The surge in production in natural gas, which not long ago was
thought in short supply, has transformed electric generation, allowing
it to be cleaner and more efficient. The main beneficiaries are
manufacturers, which are voracious consumers of energy, but which now
can choose where to get it – from utilities, or by generating it
themselves.
Consider Procter & Gamble‘s factory in in Wyoming County, Pa., which takes advantage of a type of onsite generation called “combined heat and power,”
a process that yields both kilowatt-hours and useful heat as a
byproduct. The plant, which produces Pampers diapers and Charmin toilet
paper, draws on natural gas from the Marcellus Shale formation,
improving the company’s finances and its environmental record.
Procter & Gamble PG +0.06%’s
onsite operations now are more efficient than if it had bought power
from central-station utility generators, which lose energy as it travels
through the transmission network. In fact, conventional generation has
an efficiency rate of about 51 percent, whereas the CHP units like the
ones used by the consumer product maker can achieve 75 percent, says ICF
International.
About 82,000 megawatts of installed onsite CHP now exists across the
country at almost 4,000 industrial and commercial facilities, adds ICF. That’s about 8 percent of the U.S. electric generation base.
Still, ICF says that this on-site generation avoids more than 1.8
quadrillion Btus of fuel consumption each year, which is the equivalent
of eliminating 40 coal plants that generate 1,000 megawatts each. And
the potential is real, adds ICF, for on-site gas-fired generation to
expand to reach 130,000 megawatts of capacity, given that shale gas
development has increased 14-fold since 2005. The clean factor then
multiplies.
“Onsite generation is inherently more efficient because you don’t
have line loss, or the efficiency loss from transporting the electrons,”
says Michael Burr, head of the Microgrid Institute. Among those building localized microgrids for onsite power generators are Fuji Electric Co., GE Power & Water and Honeywell International HON -0.5%.
To be sure cost is a deterrent.
Central generation is notably less expensive per kilowatt than that
onsite generation, which is at the core of the recycling process.
However, with a big plant, there’s a need for transmission and
distribution — all of which adds to the expense of building a central
power facility and which makes localized power production more
attractive.
Regardless of whether manufacturers buy their electricity from
utilities or they generate it themselves — distributed through localized
microgrids — they have emerged as winners. That’s because of abundant
shale gas supplies, which are helping to reduce their huge energy bills
and giving some of them a feedstock to produce their finished products.

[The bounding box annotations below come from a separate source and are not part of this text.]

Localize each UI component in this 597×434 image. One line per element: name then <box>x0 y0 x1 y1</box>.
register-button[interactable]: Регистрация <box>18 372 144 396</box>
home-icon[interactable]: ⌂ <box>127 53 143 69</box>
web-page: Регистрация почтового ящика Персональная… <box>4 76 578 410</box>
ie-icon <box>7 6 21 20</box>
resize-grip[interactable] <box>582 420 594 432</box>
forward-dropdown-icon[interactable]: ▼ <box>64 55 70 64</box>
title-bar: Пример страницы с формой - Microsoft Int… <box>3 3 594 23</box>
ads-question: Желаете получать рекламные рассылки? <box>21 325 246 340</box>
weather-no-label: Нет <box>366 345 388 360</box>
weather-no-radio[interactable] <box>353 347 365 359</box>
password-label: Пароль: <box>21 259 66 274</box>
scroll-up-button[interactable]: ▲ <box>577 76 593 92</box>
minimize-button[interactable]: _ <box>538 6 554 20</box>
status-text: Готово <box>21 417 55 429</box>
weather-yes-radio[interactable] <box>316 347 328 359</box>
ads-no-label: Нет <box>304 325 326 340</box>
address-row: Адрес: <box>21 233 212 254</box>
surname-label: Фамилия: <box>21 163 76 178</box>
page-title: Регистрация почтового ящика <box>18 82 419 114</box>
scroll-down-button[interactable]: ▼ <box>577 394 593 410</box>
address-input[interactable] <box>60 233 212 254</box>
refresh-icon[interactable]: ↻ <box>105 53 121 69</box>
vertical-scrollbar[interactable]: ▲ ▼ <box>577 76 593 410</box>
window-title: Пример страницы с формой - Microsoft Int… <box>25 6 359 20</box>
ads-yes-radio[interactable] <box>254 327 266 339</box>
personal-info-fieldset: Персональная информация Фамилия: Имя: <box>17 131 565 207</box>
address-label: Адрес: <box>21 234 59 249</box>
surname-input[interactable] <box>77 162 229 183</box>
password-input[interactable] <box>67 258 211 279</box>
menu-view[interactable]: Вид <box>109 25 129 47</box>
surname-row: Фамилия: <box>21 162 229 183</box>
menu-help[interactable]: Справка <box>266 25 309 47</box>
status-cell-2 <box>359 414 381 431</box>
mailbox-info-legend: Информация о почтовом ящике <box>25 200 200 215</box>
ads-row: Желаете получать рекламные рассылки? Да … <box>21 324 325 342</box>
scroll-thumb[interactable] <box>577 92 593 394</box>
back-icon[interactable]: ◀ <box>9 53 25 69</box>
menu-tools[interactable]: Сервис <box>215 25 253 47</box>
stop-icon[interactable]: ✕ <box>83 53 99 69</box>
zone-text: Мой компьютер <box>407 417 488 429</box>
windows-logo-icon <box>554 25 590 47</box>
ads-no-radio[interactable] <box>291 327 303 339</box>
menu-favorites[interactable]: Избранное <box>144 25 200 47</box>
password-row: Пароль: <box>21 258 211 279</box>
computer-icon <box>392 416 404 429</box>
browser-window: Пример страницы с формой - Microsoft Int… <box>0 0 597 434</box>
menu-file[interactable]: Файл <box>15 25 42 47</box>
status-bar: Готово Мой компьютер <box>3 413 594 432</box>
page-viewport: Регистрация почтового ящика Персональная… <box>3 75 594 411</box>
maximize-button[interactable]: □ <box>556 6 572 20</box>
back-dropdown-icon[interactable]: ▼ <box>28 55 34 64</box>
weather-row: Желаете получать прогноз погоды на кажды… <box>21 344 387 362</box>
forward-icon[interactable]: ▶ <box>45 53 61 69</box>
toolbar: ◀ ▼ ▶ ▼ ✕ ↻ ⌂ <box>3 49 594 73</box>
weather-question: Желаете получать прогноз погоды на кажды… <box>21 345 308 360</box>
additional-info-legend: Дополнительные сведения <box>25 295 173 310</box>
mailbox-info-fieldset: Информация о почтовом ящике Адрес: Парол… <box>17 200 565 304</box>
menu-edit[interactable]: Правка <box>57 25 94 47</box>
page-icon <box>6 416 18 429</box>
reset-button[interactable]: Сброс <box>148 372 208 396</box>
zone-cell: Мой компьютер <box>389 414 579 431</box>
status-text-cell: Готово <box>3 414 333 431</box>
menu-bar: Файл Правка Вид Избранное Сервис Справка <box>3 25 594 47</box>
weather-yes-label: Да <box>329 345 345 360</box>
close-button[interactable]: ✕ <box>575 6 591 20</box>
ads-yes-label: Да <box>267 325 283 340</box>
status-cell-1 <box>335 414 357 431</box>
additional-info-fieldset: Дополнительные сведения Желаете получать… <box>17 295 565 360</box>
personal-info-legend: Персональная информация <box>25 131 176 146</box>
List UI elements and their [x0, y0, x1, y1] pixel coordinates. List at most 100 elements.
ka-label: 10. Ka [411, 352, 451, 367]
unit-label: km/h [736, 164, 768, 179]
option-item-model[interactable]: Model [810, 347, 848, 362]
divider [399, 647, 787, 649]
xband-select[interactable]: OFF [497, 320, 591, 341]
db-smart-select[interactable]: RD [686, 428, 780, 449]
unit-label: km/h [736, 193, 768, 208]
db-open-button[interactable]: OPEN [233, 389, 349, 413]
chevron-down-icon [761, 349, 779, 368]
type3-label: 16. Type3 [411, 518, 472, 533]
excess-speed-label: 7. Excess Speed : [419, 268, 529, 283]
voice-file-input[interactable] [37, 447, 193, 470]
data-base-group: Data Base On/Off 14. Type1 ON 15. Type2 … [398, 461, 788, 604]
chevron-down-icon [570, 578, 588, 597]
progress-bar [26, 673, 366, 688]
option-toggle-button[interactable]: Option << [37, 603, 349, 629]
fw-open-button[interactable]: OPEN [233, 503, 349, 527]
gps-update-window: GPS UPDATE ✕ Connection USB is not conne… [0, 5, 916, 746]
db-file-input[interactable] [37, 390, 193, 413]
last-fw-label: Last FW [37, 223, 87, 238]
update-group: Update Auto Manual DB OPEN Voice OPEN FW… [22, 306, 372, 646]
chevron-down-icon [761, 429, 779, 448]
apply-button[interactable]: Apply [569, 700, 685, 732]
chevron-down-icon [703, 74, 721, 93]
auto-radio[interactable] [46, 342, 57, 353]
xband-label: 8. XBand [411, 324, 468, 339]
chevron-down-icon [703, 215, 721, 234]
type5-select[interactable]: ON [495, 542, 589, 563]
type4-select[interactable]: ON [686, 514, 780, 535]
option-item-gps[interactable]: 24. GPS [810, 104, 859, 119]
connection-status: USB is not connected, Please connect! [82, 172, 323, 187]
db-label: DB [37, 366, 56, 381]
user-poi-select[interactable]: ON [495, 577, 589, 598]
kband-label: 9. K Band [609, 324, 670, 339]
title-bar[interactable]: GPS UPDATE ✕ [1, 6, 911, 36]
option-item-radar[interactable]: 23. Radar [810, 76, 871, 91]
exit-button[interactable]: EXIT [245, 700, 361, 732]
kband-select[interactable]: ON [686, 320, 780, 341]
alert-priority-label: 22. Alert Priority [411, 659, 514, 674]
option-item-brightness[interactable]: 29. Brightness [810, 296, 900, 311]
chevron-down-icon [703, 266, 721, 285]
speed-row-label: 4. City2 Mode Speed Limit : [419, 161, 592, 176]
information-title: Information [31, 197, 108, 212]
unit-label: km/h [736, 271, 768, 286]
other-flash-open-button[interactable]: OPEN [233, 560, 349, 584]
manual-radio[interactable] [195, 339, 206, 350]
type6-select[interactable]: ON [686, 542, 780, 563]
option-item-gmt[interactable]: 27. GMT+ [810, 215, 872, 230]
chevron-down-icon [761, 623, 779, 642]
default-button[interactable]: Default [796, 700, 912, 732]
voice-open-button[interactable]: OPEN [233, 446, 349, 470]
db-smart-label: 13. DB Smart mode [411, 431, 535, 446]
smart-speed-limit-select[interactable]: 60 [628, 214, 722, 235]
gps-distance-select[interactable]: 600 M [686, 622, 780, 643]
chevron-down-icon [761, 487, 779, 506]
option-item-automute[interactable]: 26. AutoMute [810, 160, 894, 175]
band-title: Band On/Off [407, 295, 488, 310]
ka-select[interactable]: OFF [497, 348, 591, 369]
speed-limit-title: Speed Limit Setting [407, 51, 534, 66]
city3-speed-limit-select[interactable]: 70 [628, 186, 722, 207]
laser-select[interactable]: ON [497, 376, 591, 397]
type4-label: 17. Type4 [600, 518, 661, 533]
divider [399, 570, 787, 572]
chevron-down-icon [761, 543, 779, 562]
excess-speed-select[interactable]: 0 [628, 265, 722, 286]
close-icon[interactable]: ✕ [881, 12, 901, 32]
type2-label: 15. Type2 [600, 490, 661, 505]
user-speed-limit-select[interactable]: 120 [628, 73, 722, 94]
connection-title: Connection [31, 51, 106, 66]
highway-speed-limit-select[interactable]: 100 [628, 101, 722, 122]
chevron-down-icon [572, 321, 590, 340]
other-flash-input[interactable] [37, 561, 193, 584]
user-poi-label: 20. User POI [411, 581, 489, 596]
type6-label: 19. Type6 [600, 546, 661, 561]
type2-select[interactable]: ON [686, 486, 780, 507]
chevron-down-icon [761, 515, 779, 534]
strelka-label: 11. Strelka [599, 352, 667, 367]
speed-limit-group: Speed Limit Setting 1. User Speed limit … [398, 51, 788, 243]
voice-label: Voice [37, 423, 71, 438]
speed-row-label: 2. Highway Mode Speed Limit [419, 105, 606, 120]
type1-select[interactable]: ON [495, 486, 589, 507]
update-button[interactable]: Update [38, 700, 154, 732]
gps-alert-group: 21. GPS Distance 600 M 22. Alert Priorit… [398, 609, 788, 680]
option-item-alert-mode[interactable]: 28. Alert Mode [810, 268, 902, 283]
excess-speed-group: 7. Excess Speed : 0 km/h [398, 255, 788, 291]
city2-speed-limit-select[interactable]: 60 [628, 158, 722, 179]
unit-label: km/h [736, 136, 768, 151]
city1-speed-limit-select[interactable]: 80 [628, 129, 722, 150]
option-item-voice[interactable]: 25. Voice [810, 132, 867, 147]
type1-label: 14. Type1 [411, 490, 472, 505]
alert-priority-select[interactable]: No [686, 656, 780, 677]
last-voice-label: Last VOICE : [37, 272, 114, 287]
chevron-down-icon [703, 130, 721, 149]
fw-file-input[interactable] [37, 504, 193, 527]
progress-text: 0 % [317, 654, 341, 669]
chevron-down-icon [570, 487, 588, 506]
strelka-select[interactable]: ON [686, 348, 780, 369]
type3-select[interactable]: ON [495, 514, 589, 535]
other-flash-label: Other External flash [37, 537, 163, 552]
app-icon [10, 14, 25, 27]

Even more significantly, natural gas is cutting into coal’s market
share. That has worked to reduce overall emissions levels — everything
from sulfur dioxide to nitrogen oxide to mercury, and even carbon
dioxide. The focus has now turned to ensuring a safe and well-regulated
drilling process.
But why can’t wind, solar, and other sustainable resources take away
the preponderance of market share from coal and natural gas? One reason –
customers today can decide for themselves what energy to use, based
both on availability and cost. Currently, natural gas retains a distinct
cost advantage over other energy fuels in many markets.
That said, natural gas also is considered a partner with green
energies. After all, the wind isn’t always blowing or the sun always
shining and so electricity must also be generated from other, more
dependable sources. Electricity storage of renewable energy has
potential, but for now it’s not commercially viable. Meanwhile, natural
gas is capable of running around the clock, ramping production up and
down quickly to respond to availability of renewables.
The MIT Energy Initiative,
which the current Energy Secretary Ernest Moniz once headed, has
emphasized that natural gas’s ability to give wind and solar the push
they need to overcome their logistical weaknesses makes it a natural
supplement to the growth of renewables.
Natural gas has improved the nation’s outlook by increasing industry
and manufacturing’s competitiveness, reducing overall emissions and
contributing to the potential growth of wind and solar energy. But it is
not an environmental panacea. It is, though, the linkage between the
coal age and the sustainable age.
The natural gas revolution “provides the best example of how quickly
we have turned on a dime,” says former Energy Secretary Abraham, in an
interview with this writer. “It has created an entrepreneurial
environment that benefits the economy and the environment.” And companies like Procter & Gamble can attest to that, with other manufacturers to follow its example.